The review criteria set by the mandatory trade support review and decision-making bodies at each exchange include the issuer’s credibility, user protection measures, technology, security, and legal compliance. Additionally, the review will cover the issuer’s operational and development capabilities, social credit, past business history, disclosure of important cryptocurrency-related information, the ability for holders to participate in decision-making, transparency in cryptocurrency operation, total issuance and circulation volume, market capitalization and appropriate distribution, potential conflicts of interest between holders and exchanges, measures to resolve conflicts of interest between exchanges and users, security of distributed ledgers and cryptocurrencies, and the presence of concentration risks in distributed ledgers.

A financial authority official stated, “For existing cryptocurrencies being traded, exchanges will be supported to review the trade support status over a six-month period,” adding, “Thereafter, a review will be conducted every three months.” Cryptocurrencies that fail to meet the trade support criteria will inevitably face trade support suspension.

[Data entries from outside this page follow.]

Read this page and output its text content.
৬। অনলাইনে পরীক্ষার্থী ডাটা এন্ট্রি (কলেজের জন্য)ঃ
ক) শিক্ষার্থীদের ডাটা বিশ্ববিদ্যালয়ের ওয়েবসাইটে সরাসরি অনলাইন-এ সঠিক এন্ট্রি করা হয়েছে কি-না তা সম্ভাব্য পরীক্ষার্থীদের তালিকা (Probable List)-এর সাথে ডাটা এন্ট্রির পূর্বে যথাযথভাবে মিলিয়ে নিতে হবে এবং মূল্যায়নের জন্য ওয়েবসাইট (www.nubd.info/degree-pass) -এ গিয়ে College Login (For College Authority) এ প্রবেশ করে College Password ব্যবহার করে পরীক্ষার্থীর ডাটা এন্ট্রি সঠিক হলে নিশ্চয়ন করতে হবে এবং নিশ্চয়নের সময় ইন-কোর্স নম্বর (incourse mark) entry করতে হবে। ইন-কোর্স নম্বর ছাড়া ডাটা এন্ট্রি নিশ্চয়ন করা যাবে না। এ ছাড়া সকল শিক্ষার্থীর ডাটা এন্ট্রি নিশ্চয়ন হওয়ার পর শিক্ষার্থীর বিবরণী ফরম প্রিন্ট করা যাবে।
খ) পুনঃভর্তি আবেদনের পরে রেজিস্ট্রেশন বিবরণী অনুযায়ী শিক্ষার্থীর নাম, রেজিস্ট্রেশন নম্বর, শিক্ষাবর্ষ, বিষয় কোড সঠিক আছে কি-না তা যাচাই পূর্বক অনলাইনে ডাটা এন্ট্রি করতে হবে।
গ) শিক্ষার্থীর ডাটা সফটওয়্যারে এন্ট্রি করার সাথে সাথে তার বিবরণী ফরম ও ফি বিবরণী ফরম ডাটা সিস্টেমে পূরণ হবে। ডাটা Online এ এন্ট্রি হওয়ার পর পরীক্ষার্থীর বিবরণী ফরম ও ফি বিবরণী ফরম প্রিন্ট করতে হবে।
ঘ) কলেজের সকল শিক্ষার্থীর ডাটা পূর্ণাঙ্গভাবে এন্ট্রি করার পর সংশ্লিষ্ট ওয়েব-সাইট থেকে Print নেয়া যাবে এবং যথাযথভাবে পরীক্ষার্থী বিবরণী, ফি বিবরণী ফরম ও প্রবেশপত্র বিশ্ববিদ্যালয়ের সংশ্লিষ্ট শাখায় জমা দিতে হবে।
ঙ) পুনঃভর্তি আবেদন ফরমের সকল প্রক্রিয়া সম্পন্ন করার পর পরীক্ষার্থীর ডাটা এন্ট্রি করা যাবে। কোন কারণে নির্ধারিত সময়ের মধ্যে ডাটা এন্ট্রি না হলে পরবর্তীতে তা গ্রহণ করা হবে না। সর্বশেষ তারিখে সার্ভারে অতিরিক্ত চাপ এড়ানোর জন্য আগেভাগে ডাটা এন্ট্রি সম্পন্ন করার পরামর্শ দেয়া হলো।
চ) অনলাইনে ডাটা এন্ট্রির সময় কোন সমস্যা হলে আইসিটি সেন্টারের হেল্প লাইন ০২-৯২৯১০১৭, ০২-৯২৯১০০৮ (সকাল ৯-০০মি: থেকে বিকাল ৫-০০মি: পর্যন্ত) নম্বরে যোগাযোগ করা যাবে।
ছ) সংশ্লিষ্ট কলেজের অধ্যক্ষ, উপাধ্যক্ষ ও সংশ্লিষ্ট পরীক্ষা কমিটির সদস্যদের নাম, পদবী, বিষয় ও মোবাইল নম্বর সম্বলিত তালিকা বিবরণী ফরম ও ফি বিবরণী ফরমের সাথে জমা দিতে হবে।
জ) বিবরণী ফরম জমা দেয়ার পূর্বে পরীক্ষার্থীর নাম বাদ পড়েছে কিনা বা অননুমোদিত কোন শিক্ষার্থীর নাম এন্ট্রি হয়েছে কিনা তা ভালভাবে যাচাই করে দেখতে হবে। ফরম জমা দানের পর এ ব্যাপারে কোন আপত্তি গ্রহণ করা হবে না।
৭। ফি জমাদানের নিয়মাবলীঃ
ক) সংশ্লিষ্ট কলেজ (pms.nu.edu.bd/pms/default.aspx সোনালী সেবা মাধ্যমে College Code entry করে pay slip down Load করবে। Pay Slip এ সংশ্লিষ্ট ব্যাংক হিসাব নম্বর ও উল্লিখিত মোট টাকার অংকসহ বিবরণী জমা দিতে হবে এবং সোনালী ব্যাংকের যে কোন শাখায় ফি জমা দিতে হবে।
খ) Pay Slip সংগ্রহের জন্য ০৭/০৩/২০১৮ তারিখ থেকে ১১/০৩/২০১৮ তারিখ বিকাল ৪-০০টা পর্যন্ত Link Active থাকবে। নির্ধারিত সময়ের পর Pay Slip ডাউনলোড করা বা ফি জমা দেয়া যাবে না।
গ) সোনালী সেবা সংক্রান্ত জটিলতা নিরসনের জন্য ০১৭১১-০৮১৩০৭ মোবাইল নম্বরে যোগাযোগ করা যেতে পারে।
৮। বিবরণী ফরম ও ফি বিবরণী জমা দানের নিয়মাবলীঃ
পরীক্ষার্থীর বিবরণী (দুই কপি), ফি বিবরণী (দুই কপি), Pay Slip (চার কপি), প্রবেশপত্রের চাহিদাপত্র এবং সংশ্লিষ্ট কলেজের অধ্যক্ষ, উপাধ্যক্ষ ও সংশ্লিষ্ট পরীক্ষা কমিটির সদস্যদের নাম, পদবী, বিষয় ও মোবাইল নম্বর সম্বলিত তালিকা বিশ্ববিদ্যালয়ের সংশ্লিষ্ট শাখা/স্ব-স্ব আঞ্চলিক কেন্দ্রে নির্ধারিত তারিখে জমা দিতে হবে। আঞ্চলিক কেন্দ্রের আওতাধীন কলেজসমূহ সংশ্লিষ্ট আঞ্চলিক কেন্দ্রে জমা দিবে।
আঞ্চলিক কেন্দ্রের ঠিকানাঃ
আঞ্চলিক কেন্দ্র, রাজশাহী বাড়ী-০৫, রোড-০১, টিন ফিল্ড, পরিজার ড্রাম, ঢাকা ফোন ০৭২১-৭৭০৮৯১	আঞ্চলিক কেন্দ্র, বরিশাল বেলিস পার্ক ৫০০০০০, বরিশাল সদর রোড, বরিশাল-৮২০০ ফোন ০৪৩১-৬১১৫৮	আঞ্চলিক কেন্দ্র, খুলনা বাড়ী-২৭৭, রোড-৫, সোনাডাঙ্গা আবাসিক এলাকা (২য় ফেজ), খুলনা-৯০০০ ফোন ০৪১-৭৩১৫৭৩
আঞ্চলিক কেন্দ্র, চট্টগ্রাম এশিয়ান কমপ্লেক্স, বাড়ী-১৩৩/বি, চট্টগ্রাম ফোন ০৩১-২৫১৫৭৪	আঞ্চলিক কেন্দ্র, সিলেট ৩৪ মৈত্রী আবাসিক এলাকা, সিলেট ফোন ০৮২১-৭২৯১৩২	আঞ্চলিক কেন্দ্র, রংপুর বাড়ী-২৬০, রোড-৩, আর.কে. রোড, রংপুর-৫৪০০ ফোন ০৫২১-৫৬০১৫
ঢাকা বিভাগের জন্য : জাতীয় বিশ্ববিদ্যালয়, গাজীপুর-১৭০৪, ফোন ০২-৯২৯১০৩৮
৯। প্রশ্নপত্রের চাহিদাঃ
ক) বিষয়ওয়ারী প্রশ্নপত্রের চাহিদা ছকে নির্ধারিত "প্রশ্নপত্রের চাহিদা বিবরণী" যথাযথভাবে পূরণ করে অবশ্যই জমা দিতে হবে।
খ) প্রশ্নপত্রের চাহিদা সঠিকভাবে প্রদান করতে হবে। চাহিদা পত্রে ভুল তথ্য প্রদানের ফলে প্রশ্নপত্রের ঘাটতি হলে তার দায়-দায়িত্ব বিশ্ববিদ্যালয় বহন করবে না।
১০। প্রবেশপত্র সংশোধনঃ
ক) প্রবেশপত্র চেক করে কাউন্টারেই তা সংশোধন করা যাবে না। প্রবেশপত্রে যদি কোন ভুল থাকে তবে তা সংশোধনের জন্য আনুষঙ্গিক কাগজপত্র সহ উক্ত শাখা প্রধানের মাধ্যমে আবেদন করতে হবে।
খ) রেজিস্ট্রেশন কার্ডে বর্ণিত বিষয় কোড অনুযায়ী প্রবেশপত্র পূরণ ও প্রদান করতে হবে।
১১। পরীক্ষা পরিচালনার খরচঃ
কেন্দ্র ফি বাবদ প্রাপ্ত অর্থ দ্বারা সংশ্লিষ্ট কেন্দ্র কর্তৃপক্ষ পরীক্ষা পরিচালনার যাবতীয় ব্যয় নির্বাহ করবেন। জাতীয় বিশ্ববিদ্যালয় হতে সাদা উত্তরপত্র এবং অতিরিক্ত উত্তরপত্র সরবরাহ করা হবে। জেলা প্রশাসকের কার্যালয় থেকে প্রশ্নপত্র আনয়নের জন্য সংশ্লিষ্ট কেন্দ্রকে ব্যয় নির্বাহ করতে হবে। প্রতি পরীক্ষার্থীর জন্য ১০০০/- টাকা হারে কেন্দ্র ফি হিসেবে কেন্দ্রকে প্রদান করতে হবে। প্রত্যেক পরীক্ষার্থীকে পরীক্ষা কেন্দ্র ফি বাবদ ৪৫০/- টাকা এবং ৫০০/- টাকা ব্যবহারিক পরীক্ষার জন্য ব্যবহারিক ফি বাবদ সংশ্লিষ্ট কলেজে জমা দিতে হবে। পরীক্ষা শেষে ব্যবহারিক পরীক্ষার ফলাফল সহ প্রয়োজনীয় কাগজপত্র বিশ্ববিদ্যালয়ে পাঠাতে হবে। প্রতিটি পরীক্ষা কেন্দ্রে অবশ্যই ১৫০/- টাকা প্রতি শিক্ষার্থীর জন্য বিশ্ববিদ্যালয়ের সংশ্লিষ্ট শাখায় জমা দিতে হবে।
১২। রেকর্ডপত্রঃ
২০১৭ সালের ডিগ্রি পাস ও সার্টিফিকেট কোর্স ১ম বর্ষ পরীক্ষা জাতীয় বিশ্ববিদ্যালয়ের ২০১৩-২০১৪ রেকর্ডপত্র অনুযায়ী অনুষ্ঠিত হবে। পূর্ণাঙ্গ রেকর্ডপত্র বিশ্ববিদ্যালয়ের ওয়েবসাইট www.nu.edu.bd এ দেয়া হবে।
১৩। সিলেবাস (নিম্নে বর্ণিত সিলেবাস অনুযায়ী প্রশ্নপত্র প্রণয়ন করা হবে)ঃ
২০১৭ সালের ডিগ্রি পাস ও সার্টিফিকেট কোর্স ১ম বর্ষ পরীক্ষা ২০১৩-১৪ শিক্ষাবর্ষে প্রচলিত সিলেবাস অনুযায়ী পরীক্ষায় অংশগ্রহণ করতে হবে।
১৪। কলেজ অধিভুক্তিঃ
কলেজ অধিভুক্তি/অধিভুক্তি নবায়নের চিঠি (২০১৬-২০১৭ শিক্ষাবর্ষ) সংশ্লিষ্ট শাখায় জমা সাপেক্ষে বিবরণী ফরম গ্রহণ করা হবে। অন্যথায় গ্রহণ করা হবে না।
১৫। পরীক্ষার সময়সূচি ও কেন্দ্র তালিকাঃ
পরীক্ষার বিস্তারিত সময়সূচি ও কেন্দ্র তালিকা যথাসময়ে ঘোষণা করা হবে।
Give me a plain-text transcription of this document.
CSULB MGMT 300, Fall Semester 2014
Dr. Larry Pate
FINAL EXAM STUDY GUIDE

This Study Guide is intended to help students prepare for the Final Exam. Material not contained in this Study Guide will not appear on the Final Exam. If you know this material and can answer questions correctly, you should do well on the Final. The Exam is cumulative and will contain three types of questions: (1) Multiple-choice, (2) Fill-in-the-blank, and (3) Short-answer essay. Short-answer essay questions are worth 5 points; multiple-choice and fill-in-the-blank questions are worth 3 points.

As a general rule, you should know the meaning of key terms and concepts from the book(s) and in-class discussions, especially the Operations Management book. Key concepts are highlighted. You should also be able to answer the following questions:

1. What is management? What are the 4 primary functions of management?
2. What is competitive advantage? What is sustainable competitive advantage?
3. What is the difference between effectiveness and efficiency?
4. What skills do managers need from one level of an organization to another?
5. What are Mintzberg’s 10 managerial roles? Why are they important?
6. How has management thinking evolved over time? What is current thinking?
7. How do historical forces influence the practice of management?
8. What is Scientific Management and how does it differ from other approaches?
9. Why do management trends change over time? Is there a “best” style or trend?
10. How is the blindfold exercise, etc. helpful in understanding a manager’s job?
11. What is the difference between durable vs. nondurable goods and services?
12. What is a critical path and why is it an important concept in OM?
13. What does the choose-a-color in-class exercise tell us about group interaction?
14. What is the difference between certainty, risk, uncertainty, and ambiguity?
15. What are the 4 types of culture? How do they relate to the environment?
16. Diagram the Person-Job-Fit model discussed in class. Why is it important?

However, to prevent issues where cryptocurrencies like Bitcoin or coins issued by decentralized autonomous organizations (DAO), which do not have a specific issuer, fail to meet the review criteria and thus become difficult to trade in the domestic market, alternative review measures will be introduced. For cryptocurrencies that have been normally traded for more than two years in overseas markets with adequate regulatory frameworks such as the US, UK, France, Germany, Japan, Hong Kong, Singapore, India, and Australia, some review requirements will be relaxed.